NM: With a practice spanning two decades, how has your approach to art-making evolved, and what remains constant in your work?
JD: My artistic practice has evolved significantly in terms of materials and focus, but the underlying exploration of the collective and personal unconscious has remained constant. This evolution reflects my ongoing fascination with the complexities of the human psyche and our relationship to the world around us, and my continuing drive to understand and translate my own experience.
NM: What role does intuition play in your creative process, and how do you decide when a painting is finished?
JD: I definitely rely on intuition when I work, and it's an intuition built on years of making. My studio's set up so I'm surrounded by a variety of materials, oil, acrylic and spray paints, old clothing, painting rags and many other used found objects – they're close at hand and, within my line of sight. This way I can work intuitively within a pre-determined set of circumstances, those materials sometimes become a physical part of the work and are conceptually informing the process. I know when a piece is finished because it has a palpable balance, it appears complete to me in such a way that it feels like it already belongs in the world.
NM: What can visitors expect from your new works in this exhibition, and how do they differ from your previous projects?

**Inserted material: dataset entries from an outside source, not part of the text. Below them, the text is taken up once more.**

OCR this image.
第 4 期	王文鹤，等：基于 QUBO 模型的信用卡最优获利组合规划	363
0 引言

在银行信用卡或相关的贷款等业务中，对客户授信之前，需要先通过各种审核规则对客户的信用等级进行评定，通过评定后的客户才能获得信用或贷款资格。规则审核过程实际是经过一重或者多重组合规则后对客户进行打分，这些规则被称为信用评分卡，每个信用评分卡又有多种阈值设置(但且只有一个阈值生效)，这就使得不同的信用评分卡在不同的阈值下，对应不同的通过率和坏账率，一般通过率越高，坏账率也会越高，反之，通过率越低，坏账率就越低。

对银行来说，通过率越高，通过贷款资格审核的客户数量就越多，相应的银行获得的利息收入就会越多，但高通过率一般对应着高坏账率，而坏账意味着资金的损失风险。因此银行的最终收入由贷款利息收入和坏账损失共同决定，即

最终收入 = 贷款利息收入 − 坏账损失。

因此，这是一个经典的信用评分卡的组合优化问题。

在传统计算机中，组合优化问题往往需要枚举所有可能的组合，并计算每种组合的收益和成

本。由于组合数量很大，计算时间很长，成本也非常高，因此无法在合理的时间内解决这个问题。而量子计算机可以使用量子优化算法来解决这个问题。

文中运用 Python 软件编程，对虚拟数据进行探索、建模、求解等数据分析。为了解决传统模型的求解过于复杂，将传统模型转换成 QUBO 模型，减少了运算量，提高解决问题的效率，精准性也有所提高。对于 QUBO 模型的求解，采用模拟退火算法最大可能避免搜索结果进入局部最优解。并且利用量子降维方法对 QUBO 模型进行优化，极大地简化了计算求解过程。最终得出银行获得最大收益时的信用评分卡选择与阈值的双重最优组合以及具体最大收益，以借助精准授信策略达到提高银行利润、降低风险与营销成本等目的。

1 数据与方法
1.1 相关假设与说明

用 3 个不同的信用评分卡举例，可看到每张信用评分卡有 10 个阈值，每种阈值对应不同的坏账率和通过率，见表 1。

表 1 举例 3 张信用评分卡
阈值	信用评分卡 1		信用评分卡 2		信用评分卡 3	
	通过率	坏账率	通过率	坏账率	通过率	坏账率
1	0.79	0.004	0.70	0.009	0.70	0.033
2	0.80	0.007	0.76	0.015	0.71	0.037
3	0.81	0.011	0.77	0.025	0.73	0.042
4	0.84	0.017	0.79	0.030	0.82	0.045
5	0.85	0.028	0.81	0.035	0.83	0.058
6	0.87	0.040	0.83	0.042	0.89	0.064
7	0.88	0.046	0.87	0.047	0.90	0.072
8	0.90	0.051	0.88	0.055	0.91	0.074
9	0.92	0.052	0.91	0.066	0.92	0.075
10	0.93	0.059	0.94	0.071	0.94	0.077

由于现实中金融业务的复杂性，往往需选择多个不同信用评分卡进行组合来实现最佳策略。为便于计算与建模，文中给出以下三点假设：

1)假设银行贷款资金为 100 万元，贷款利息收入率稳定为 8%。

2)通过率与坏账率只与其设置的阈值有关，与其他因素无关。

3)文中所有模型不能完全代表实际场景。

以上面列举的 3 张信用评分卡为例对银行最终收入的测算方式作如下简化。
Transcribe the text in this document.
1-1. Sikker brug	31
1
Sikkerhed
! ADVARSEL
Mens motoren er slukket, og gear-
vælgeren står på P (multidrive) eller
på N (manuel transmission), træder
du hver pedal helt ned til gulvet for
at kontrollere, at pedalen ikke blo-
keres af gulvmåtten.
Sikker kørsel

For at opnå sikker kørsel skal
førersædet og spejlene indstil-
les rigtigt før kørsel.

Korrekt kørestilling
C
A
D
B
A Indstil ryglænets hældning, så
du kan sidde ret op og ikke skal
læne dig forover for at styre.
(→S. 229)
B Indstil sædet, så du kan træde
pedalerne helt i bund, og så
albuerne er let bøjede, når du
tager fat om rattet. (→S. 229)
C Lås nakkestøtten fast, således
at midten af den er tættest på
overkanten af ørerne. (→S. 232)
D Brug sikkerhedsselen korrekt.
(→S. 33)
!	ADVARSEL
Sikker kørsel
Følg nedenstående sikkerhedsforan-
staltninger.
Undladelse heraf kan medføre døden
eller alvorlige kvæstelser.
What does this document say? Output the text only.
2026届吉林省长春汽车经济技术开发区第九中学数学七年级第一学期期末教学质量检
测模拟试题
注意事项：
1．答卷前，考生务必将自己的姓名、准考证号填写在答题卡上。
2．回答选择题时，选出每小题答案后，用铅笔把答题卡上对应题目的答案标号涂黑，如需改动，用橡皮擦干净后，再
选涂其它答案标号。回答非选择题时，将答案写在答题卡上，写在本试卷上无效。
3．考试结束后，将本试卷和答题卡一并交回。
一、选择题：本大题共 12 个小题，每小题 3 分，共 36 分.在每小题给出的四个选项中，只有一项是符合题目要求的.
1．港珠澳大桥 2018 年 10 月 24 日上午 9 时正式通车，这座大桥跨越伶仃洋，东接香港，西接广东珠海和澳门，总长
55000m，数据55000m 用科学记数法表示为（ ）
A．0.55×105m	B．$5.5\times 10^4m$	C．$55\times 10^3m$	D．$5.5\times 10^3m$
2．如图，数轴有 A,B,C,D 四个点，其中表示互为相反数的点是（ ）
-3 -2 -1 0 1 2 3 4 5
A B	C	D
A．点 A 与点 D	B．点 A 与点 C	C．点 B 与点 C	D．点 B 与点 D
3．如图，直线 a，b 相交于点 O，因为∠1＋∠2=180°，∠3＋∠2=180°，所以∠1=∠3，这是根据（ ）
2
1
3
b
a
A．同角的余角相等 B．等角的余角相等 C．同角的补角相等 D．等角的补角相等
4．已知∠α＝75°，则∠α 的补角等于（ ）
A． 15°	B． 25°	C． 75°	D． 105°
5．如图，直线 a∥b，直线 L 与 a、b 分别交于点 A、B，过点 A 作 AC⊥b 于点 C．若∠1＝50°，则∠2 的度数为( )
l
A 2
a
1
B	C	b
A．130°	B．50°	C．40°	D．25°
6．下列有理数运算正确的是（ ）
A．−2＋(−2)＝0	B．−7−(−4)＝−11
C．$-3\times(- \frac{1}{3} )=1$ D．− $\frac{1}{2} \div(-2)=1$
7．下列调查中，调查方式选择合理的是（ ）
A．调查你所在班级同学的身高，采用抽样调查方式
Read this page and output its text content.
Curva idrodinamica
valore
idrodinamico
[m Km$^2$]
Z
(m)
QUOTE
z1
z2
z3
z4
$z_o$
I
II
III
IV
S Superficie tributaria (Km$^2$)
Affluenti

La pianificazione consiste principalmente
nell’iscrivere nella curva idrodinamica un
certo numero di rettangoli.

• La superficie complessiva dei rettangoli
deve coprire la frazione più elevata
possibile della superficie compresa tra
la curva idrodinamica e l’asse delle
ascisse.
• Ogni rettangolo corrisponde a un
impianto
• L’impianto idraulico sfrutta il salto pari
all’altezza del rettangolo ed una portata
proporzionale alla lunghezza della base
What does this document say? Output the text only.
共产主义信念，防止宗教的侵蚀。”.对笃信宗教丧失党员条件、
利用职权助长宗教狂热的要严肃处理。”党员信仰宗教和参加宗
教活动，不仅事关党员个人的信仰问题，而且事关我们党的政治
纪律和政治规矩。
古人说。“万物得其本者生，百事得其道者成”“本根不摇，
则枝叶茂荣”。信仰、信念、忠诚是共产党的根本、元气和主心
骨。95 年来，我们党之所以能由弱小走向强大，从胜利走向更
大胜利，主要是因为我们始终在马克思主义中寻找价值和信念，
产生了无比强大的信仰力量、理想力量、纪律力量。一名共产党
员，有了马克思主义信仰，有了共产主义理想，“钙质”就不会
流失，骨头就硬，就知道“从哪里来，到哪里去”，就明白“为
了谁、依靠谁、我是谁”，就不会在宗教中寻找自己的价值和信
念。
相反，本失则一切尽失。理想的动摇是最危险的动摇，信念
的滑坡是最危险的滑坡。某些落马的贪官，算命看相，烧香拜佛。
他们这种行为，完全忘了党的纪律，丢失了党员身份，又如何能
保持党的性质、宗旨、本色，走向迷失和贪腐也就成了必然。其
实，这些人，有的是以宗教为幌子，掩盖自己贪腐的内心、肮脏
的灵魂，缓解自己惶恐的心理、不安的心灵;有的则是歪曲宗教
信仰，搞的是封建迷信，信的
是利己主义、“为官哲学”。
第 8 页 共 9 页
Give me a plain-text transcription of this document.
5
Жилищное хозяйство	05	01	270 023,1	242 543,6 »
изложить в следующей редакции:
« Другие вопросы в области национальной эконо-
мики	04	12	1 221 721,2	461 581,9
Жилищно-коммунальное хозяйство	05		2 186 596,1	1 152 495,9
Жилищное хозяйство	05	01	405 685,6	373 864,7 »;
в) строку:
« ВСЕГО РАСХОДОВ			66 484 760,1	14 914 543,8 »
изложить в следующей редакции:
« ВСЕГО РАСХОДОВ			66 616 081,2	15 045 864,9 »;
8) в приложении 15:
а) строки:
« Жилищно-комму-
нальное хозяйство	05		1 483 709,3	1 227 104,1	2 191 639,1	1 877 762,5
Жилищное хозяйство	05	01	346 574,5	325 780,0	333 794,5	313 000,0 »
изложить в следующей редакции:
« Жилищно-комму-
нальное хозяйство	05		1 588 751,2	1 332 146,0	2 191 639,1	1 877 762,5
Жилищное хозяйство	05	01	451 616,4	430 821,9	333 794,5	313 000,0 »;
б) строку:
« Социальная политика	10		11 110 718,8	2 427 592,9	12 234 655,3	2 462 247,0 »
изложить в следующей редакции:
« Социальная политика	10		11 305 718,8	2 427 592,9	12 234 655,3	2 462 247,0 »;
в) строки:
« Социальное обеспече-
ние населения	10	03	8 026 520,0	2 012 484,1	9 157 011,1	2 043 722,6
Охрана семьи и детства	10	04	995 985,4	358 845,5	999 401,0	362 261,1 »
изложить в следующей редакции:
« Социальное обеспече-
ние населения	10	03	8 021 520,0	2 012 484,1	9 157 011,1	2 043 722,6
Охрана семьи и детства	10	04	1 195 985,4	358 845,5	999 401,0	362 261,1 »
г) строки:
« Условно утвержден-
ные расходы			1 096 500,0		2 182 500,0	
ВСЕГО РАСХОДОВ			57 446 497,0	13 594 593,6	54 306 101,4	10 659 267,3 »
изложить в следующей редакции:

JD: All three of the works on display are a combination of painted tent fabric and steel. Two of the paintings have a steel framing device, which acts as a kind of architectural intervention, a window or a railing. There is also a sculptural painting which hangs over a steel support. Working with steel is something I have introduced to my practice over the past year, I feel that with these new works and the combination of these materials, it has developed into something very succinct. The viewers can expect emotive works which invite contemplation.